Police and authorities said that behind the closed doors of the tiny wooden and brick homes, many parents directed their children for sex videos in front of webcams connected via the Internet to paying paedophiles overseas.

Tens of thousands children abused

Sitoy said the trade thrived because children were locked secretly inside homes, as well as Ibabao’s remote location and the fact some elected village leaders with relatives involved ignored the crimes.

But some of the videos eventually found their way into the computer files of a known British paedophile two years ago, triggering a global manhunt to track down the perpetrators.  The British man was convicted in March last year and sentenced to eight years in prison.

Shortly afterwards police in the Philippines began carrying out raids in Ibabao and nearby areas with the help of British, Australian and U.S. authorities.

One of the raids in Ibabao saw dozens of Filipino police and social workers break into the bungalow next to the day care centre in September last year, arresting a couple and rescuing their three children, aged three, nine and 11.

Two days later, 13 other children who were being abused in other Ibabao homes were rescued, according to Philippine police.

Dutch advocate group Terre des Hommes estimates that “tens of thousands” of children are being abused through the cybersex industry just in the Philippines.

In announcing the dismantling of the paedophile network, Britain's National Crime Agency said in mid-January that 11 people had been arrested in the Philippines and 18 elsewhere around the world.

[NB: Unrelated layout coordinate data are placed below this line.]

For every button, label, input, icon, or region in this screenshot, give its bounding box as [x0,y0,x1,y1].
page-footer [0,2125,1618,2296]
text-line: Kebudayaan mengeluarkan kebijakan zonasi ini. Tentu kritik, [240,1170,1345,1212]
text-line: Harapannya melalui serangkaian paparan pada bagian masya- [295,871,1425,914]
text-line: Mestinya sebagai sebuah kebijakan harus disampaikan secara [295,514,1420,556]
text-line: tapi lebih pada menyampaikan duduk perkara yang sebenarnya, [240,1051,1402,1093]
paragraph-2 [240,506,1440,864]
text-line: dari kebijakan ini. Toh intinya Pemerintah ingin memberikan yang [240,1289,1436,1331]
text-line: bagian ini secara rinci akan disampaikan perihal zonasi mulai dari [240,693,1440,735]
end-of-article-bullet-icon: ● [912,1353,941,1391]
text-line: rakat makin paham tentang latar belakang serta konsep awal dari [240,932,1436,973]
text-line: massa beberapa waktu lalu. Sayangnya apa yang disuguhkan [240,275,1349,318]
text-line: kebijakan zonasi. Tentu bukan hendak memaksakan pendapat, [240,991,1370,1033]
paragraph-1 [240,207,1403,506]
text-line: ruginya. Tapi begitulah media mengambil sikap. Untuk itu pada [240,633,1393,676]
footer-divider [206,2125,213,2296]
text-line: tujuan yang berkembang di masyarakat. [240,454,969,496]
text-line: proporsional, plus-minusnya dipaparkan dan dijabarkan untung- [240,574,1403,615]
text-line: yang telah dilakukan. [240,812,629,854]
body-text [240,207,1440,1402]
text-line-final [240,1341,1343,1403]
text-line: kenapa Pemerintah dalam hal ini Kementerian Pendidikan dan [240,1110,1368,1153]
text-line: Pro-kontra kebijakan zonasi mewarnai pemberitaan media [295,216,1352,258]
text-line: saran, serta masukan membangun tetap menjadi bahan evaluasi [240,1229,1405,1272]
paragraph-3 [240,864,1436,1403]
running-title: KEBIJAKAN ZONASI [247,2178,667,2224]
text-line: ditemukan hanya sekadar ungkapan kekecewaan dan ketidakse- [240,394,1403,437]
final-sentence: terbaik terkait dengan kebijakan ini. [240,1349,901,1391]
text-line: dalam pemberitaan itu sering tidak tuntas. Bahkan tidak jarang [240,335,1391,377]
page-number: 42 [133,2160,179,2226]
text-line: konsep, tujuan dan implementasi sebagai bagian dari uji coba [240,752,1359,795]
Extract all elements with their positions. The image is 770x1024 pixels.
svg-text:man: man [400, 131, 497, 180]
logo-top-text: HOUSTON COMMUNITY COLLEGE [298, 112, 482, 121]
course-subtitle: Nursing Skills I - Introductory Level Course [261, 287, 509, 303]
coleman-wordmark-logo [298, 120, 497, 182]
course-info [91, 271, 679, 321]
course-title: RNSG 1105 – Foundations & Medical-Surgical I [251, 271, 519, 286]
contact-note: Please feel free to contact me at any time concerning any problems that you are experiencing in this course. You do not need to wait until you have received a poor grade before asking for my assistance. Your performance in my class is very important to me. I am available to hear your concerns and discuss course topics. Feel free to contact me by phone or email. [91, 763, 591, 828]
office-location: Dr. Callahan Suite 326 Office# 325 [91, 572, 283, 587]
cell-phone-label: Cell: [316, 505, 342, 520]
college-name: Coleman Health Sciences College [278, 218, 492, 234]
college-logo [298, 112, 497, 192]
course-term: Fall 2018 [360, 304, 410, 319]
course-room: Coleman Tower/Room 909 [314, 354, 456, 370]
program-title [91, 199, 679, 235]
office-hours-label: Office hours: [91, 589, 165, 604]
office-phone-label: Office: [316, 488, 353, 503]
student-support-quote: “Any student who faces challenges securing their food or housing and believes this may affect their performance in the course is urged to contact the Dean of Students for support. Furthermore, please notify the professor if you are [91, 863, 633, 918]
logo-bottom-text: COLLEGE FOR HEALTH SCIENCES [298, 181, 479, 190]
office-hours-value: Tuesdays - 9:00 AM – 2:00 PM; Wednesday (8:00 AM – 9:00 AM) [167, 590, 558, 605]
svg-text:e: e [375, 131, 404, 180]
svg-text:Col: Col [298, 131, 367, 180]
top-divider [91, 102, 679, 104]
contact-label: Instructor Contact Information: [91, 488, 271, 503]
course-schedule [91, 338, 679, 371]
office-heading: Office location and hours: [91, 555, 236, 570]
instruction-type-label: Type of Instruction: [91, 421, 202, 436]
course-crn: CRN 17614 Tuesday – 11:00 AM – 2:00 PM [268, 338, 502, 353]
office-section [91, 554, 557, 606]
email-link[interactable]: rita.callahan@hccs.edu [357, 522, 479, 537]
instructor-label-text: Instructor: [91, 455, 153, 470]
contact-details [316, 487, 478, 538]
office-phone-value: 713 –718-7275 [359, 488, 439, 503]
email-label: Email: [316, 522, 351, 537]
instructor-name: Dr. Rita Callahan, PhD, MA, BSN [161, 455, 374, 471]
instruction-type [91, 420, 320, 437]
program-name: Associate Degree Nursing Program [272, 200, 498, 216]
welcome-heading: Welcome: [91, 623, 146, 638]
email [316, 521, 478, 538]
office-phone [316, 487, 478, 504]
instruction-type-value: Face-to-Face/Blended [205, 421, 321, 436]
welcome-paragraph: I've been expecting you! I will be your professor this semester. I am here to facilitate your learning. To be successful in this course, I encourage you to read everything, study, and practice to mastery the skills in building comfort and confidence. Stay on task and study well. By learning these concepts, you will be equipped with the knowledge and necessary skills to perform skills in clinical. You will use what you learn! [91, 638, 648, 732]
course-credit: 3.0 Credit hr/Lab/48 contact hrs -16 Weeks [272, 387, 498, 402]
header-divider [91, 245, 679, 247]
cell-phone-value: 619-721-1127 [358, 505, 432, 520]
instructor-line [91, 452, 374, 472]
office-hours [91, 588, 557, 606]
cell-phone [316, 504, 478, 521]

Another 733 suspects were being investigated, the agency added.

Andrey Sawchenko, Philippine head of the Washington-based International Justice Mission (IJM) who helped in the arrests, said 39 children had been rescued in Ibabao and elsewhere in the Philippines.

But this is widely believed to be just the tip of the iceberg, with the British crime agency describing online child sex abuse as a "significant and emerging threat". "Extreme poverty, the increasing availability of high speed Internet and the existence of a vast and comparatively wealthy overseas customer base has led to organised crime groups exploiting children for financial gain," it said.

Dutch advocate group Terre des Hommes estimates that "tens of thousands" of children are being abused through the cybersex industry just in the Philippines. Last year, the group created a virtual 10-year-old Filipina girl that was deployed in Internet chat rooms to lure paedophiles.

Over 10 weeks, 20,000 people from 71 countries approached the fake girl asking for sexual performances, according to Terre des Hommes, which passed the details of the paedophiles onto police.